For almost everyone over 40, Penguin Books have been a leading educational influence, be it those pale blue Pelicans, the Classics or simply the paperback Lady Chatterley. To mark the firm’s 60th birthday, Steve Hare has raided the many author files kept in the Penguin archives to produce Penguin Portrait: Allen Lane and the Penguin Editors 1935-1970 (Penguin Pounds 12).

It is marvellous to discover that just as a precocious mob of us in the Modern Sixth back in 1956 were stumbling on the frank translations of Rabelais and Zola, down in Penguin HQ they were debating at length the morality of publishing such literature for the very first time “at a price which would make it readily available to an adolescent seeker after pornography”.

More seriously, this somewhat dense anthology of letters does illustrate the cultural importance of the firm Allen Lane founded back in 1935 and provides interesting insights into the growth of the splendid Puffin and the sadly defunct Penguin Education lists.

Coincidental with the 60th anniversary, there appears the 50th edition of Granta (Penguin Pounds 7.99), the magazine that looks like a paperback and which I’ve always thought was for people younger and more macho than myself. This edition (the last to be edited by Bill Buford) contains some fine journalism on the aftermath of the Vietnam War and some equally acute travel writing by Julian Barnes and Germaine Greer.

Even more macho characters appear in Nigel Williams’ play Class Enemy (Faber Pounds 6.99). Written in 1976, it features six anarchic South London 16-year-olds awaiting any teacher brave enough to tackle 5K. Despite almost every speech containing either (and often both) the f-- and c-- words, it is not exactly Rabelaisian but it has been produced by schools. It is raw, funny, utterly convincing and very humbling as the lads gradually reveal their desperate want of “knowledge”.

In many ways, such precise social observation as Williams’s renders sociologists redundant. But Professor A H Halsey in his Change in British Society (from 1900 to the present day) (Oxford Opus Paperbacks Pounds 8. 99), updated to include the effects of Thatcherism and the promise of Major’s classless society, goes on to analyse such little matters as social breakdown and the demise of the family. Among his conclusions are the belief that education exists to transform “biological organisms into social personalities” and that we live in a century which has seen the motorway replace the church spire as the symbol of our aspirations.
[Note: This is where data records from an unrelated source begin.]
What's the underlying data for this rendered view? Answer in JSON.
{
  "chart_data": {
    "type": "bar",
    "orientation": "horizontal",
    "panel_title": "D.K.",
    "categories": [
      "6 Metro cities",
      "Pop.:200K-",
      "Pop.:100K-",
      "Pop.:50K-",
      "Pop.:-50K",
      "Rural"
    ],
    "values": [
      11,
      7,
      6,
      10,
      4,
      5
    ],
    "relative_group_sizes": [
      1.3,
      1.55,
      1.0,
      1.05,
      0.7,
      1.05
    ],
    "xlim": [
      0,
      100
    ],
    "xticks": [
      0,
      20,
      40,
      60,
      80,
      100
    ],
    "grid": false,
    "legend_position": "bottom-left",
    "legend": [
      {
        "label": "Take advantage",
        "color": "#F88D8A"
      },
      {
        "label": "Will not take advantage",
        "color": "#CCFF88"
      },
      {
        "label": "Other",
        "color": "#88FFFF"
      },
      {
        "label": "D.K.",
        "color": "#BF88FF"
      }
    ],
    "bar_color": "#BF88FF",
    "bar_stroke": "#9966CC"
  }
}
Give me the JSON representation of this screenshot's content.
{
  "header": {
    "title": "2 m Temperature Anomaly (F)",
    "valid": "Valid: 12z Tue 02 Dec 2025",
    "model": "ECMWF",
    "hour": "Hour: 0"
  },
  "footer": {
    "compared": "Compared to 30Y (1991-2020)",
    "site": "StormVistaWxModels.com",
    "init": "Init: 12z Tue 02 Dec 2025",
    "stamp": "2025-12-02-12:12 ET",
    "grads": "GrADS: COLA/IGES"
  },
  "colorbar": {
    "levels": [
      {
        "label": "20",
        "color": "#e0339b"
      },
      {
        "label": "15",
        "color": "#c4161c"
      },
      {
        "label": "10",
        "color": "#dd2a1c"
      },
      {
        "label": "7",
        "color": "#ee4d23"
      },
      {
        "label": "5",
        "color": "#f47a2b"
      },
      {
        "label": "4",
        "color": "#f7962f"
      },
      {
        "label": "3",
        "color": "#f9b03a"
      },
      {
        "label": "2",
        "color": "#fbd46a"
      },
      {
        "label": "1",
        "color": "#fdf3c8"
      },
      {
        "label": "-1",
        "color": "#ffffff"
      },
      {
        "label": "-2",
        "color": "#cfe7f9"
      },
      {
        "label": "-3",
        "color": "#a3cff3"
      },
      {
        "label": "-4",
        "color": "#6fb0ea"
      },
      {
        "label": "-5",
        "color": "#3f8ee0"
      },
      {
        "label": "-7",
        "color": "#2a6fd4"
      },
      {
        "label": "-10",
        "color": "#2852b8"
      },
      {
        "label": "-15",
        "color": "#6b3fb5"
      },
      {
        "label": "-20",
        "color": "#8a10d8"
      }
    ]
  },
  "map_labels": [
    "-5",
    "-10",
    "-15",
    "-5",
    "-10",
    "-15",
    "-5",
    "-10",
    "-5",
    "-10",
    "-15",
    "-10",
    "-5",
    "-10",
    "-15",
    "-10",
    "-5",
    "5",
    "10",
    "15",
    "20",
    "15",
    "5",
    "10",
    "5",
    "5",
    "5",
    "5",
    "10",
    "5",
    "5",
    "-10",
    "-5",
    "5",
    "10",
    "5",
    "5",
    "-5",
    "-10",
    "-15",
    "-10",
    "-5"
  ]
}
Anyone still wanting to understand Christianity could turn to The Puzzle of the Gospels by Peter Vardy and Mary Mills (Fount Pounds 7.99). The authors’ intention is to explain the purposes of the original writers of the Gospels and, in particular, to explain those passages which cause “problems” for the modern rationalist.

The latter may not be satisfied: those sympathetic to the Christian viewpoint will find this a clear introduction to what, after all, are cryptic first century texts written for specific audiences.